If $A$ is a complex matrix of order $n$ and $A$ is nilpotent, that is, there exists a positive integer $s$ such that $A^s=0$. Let's say that $e^A = \sum_{k=0}^{\infty} \frac{A^k}{k!}$. Prove that $e^A$ is similar to $I_n+A$, where $I_n$ is the identity matrix of order $n$.

Answer 1

This is equivalent to show that $A$ is similar to $e^A - I = A + \frac{A}{2!} + \cdots$. We show a more general statement that $A$ is similar to $B = A + a_2A^2 + a_3A^3 + \cdots$ for arbitrary coefficients $a_2, a_3, \cdots$.

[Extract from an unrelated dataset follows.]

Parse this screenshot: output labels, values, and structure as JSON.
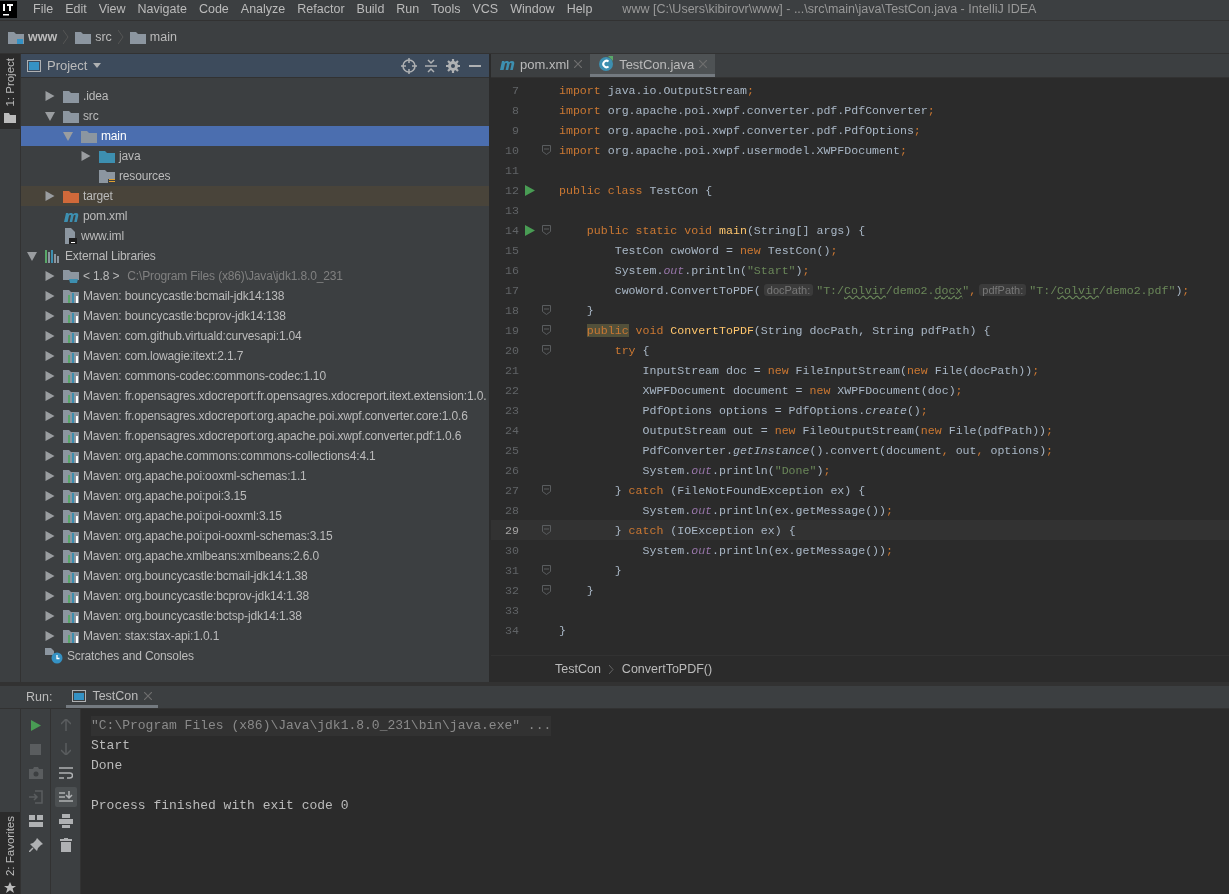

It's enough to show this when $A$ has a single Jordan block, i.e. there is a vector $v_0$ such that $\{ v_0, v_1=Av_0, v_2=Av_1, \cdots \}$ form a basis of $\mathbb C^n$. Now it's enough to show that $v_0, Bv_0, B^2v_0, B^3 v_0$ are linearly independent. Note that the coefficients of $v_i$ in $B^jv_0$ is $\delta_{ij}$ for $i\le j$. The matrix of $v_0, Bv_0, \cdots$ under the basis $v_0, v_1, \cdots$ is triangular with only $1$ on the diagonal, hence they are linearly independent.

Answer 2

It suffices to show that this holds in the case that $A$ is a nilpotent Jordan block (of size $n$) with eigenvalue $0$.

Note that it is equivalent to show that $e^A - I$ is similar to $A$, and that that a matrix $B \in \Bbb C^{n \times n}$ is similar to a nilpotent Jordan block (of size $n$) if and only if it is nilpotent with $B^{n-1} \neq 0$. So, let $B = e^A - I$. By considering the series expansion $B = A\sum_{k=0}^\infty \frac{A^k}{(k+1)!}$, note that for all exponents $m$, we have $$ B^m = A^m (I + a_1 A^1 + \cdots + a_{n-1}A^{n-1}) $$ for some coefficients $a_1,\dots,a_{n-1} \in \Bbb C$. Conclude therefore that $B^{n-1} = A^{n-1} \neq 0$ and that $B^{n} = 0$. Thus, $B$ must be similar to a Jordan block of size $n$, which is to say that it is similar to $A$.